Several studies have already shown that the economic benefits produced by undocumented immigrants are greater than their cost to society at large. Studies have also shown that deporting undocumented immigrants would have a negative impact on the U.S. economy. Even limiting their participation in key economic activities, such as the financial sector, would restrict their economic contributions. For example, a major ceiling on the economic potential of undocumented immigrants is their lack of access to the banking system to obtain credit and mortgages. Having access to credit would provide them with financial stability to further their own wealth as well as that of the country, since they could make financial plans to buy homes, vehicles, or pay for their children’s higher education. Tapping into these resources would result in a further expansion of the U.S. economy and boost economic growth in the mid- and long-terms. By limiting what this population can do economically and financially, we are also limiting additional growth in the U.S. economy.
The objective of this study is to estimate the economic impact that undocumented immigrants would have on the financial system and the economy at large if they had access to credit and the U.S. banking system. This paper will also analyze the impact of their inclusion in the health care system and housing market and will project these impacts on the overall U.S. economy. There is a double urgency to calculating these impacts. First, there is a crucial need for a more informed political debate over the fate of the 10.7 million undocumented immigrants living in the United States. Second, given that the United States is faced with an increasingly older workforce and stagnating population growth, the country will need immigrants to stay and work in the U.S. and may even need to increase immigration in the future.

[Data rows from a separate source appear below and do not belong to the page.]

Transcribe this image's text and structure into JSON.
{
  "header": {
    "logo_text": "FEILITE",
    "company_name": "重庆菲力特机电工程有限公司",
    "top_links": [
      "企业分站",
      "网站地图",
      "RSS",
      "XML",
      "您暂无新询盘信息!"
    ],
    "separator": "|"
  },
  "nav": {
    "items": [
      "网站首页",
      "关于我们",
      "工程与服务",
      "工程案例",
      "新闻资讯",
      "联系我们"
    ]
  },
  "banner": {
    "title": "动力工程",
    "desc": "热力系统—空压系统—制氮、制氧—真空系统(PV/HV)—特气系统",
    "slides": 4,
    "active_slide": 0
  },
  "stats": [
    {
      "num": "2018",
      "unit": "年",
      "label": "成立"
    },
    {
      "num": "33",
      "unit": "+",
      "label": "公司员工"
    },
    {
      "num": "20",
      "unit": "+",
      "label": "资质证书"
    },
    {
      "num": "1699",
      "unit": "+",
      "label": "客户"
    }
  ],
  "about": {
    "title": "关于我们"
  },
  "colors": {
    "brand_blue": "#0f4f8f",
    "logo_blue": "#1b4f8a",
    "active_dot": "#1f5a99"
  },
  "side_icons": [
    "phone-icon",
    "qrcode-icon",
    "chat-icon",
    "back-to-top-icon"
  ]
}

Deporting undocumented workers—who tend to be young, economically active taxpayers with the potential to create new jobs and businesses and to generate new products and technology—could be counterproductive.
This paper further hypothesizes that the legalization (temporary or permanent) of undocumented immigrants and their inclusion in the banking system, the health care system, and the housing market would produce a positive ripple effect in the economy, leading to a “win-win” outcome for both the unauthorized population and the United States as a whole. Therefore, the central question of this paper is, “Will the U.S. economy benefit from the inclusion of undocumented immigrants in the banking, health care, and housing sectors?”